Hurt my Achilles Thursday night playing soccer, didn’t want to think it was a torn Achilles so tried to limp my way through. Decided to go to an orthopedic doctor today since I read online I could have a permanent limp if I don’t take care of it.
They confirmed that I have a tear in my Achilles from an ultrasound and what they were seeing in Xray and the Thompson test. Going to do a MRI this week and meet with the surgeon.
Feeling stressed because this will be the first surgery in my life, I’m in my early 30’s. The idea of anesthesia makes me uneasy.

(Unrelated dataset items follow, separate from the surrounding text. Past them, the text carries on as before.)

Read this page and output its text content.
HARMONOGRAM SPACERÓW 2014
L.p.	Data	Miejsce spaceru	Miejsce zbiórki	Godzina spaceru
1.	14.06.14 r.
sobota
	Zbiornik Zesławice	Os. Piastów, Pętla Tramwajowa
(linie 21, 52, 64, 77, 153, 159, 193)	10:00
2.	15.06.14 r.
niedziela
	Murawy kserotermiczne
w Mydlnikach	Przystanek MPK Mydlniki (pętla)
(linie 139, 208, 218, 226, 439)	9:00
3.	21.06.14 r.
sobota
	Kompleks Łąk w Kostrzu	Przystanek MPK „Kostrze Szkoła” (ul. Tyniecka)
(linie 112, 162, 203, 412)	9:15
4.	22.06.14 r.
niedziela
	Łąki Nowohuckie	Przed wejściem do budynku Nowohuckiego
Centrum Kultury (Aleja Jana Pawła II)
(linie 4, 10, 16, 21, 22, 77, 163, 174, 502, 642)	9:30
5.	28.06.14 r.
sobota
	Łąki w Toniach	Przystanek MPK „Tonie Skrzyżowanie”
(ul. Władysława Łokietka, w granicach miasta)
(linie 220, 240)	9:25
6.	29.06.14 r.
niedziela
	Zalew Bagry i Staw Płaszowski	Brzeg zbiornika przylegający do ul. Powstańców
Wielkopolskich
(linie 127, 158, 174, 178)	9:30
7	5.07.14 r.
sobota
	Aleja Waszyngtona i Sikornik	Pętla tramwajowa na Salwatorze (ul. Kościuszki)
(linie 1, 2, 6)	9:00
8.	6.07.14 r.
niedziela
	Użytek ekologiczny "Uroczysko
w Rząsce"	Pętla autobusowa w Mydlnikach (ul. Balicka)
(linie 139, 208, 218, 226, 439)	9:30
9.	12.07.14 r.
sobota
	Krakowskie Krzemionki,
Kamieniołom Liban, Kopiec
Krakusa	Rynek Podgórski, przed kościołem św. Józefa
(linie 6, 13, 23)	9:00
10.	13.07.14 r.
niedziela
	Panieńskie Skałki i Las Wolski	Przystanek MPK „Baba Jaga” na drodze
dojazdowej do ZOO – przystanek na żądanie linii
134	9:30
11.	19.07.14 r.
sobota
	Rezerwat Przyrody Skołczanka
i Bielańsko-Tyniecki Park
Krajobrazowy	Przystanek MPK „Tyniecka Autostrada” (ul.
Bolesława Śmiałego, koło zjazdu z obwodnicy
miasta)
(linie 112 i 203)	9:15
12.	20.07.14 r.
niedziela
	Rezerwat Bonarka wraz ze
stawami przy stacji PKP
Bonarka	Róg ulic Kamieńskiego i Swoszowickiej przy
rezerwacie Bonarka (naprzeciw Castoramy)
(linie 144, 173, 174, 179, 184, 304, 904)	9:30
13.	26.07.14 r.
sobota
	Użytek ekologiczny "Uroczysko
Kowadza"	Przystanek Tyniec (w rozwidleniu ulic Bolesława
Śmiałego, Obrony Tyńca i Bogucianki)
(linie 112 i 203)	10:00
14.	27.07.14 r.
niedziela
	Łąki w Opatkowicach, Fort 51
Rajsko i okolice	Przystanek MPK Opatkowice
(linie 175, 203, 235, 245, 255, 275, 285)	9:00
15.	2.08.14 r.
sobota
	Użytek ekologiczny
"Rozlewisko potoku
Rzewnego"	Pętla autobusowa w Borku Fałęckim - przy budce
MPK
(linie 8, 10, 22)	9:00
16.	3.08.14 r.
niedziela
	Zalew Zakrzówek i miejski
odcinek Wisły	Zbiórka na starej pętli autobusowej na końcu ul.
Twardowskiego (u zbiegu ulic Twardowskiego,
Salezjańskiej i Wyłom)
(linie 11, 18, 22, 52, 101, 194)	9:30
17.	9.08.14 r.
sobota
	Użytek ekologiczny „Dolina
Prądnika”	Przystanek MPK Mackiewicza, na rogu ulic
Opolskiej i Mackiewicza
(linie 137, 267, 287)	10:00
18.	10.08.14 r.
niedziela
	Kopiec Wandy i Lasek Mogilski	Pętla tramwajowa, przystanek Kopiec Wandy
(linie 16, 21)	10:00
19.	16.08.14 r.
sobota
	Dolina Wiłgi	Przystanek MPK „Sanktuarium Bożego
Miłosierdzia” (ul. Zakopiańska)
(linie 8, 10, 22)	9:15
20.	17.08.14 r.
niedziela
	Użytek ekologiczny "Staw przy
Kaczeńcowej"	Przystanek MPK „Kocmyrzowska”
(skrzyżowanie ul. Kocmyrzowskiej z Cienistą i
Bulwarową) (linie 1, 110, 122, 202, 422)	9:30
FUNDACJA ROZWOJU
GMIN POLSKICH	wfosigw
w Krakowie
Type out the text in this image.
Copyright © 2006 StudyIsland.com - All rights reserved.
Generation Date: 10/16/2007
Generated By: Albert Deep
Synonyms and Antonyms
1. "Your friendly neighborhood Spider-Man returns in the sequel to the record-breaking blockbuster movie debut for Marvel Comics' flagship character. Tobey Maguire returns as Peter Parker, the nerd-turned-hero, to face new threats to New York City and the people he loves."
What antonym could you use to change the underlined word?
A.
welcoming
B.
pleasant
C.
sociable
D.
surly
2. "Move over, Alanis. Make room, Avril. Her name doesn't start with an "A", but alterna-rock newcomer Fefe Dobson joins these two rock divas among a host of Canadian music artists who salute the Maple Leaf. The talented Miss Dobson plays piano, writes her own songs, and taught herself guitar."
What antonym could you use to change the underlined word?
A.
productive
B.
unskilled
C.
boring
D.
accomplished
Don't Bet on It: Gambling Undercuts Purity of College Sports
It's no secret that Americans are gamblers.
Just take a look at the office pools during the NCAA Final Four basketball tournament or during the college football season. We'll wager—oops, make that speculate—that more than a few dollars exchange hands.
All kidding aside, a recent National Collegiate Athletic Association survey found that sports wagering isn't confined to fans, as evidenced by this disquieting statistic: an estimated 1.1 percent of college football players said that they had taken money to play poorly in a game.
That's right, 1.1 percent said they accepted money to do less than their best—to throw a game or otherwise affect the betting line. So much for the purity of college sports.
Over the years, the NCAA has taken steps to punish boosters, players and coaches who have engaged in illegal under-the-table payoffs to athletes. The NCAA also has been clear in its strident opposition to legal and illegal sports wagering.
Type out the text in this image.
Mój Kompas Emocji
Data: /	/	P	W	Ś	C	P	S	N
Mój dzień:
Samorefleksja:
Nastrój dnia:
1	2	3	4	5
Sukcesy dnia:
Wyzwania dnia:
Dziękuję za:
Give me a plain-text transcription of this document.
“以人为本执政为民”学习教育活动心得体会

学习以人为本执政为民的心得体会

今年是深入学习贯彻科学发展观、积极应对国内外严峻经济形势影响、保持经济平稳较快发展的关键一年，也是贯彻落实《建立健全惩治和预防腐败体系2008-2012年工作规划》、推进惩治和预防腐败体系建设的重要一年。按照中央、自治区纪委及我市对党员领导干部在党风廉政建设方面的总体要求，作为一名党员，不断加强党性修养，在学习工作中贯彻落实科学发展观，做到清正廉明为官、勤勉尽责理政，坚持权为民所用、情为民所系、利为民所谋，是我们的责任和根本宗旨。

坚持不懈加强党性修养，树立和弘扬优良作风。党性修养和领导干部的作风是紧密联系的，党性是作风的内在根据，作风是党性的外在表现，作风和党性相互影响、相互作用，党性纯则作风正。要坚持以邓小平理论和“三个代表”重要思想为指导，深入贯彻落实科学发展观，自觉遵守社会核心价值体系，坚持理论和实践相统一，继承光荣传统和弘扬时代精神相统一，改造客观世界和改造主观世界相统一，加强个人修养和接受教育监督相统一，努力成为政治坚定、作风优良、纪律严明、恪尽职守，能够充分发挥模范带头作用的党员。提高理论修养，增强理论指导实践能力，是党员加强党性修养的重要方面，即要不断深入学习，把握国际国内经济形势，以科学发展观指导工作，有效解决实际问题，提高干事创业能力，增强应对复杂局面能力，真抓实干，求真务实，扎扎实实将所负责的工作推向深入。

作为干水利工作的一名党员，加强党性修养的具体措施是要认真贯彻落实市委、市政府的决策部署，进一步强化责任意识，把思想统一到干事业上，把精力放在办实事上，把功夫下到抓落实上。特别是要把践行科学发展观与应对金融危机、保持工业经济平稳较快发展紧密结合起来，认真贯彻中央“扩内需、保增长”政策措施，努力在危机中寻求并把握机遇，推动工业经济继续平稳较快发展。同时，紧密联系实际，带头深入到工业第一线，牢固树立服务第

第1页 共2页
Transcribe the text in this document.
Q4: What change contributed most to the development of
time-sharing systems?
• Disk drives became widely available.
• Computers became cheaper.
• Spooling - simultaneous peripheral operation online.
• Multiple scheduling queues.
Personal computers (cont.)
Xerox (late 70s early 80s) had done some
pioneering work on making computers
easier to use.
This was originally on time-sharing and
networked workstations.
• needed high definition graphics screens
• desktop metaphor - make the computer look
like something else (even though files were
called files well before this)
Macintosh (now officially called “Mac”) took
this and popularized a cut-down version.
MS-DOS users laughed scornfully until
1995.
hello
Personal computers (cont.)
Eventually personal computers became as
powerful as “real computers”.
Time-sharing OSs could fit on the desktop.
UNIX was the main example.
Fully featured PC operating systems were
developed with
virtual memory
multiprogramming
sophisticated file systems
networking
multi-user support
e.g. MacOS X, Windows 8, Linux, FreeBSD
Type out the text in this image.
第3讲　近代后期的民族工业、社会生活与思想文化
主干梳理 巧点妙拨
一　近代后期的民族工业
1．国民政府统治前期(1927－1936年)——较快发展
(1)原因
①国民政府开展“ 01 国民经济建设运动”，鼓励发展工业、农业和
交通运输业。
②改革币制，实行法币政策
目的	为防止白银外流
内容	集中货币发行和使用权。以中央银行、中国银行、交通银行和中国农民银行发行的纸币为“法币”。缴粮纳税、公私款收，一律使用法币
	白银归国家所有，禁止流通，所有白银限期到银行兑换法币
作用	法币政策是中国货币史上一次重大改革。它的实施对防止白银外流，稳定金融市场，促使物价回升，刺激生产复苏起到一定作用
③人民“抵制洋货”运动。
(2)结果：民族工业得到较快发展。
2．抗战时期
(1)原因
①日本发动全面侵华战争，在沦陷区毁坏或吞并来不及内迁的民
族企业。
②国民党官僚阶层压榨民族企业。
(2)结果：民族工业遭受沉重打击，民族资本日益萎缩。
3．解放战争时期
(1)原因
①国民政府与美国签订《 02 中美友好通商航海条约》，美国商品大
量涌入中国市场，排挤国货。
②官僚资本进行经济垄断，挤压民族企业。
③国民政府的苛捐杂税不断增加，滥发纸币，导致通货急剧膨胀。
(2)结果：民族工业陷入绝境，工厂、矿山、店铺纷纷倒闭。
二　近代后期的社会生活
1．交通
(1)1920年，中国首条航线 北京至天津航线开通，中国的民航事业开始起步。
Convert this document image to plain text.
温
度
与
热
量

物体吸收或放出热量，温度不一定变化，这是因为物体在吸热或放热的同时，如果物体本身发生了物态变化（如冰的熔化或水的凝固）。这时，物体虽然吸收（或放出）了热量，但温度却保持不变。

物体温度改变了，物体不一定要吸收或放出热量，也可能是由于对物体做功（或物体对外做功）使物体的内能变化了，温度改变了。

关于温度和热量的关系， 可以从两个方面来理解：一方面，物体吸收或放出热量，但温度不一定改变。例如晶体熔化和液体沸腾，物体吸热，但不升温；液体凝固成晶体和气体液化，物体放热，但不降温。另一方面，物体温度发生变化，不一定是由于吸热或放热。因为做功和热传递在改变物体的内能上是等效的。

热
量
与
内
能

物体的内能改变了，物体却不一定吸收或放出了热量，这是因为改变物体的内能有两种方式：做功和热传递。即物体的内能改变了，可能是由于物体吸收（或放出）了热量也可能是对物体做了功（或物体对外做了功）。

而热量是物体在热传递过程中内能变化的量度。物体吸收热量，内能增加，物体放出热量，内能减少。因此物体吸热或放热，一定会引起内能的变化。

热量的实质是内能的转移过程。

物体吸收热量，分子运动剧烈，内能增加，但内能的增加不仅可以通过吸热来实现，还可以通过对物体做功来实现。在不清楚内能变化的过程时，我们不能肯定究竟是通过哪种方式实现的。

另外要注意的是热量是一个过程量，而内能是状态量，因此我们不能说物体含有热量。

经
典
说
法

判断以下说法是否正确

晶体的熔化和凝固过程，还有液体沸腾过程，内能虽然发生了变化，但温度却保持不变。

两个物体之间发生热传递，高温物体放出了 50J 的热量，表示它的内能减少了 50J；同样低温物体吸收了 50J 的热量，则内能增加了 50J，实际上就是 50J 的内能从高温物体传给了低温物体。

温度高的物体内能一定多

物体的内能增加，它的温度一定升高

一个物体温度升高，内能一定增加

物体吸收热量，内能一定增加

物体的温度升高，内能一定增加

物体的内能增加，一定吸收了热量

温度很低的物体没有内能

Feeling depressed because now that I’m in the boot and told I need to stay off the foot and use crutches how limiting that is. Can’t even put my own groceries up, I don’t know how to cook like this, can’t even take out my own trash, I live on 2nd floor apartment. I have a 10 year old dog that I can’t take on walks now and feel like I’m missing out on life with him, especially since it seems it will take months before I can walk again.
Even taking a shower seems like mission impossible, and a bit hesitant to take off the boot since it seemed complicated for the PA at the Orthopaedic place to put it on.
On the bright side, I’ve been able to rekindle my relationship with my mom, she has been very helpful and is willing to come over and help me with things and walk my dog for me in the evening. Paying a dog walker for the morning walks.
I bought a shower chair, and a shower bag but won’t have those before I want to shower either tonight or tomorrow morning, and got a wheel’ed crutch scooter to hopefully help with getting around my apartment and being able to do stuff I can’t with crutches.
Any general advice on things that made daily tasks easier when you don’t have anyone to help you? I feel so useless, even getting my dog water and food is a challenge.
How do I deal with the mental battle since I feel like I’m going to be coped up in my apartment for a while?
Edit: Sorry about going MIA, been a busy day and I was exhausted and took a nap after work. Got my MRI done today, first time doing MRI was a pretty cool experience, the machine remind me of some electronic music lol.
Honestly really appreciate all the support and comments and look forward to reading them and replying. We really take brothers/sisters in misery to a new level.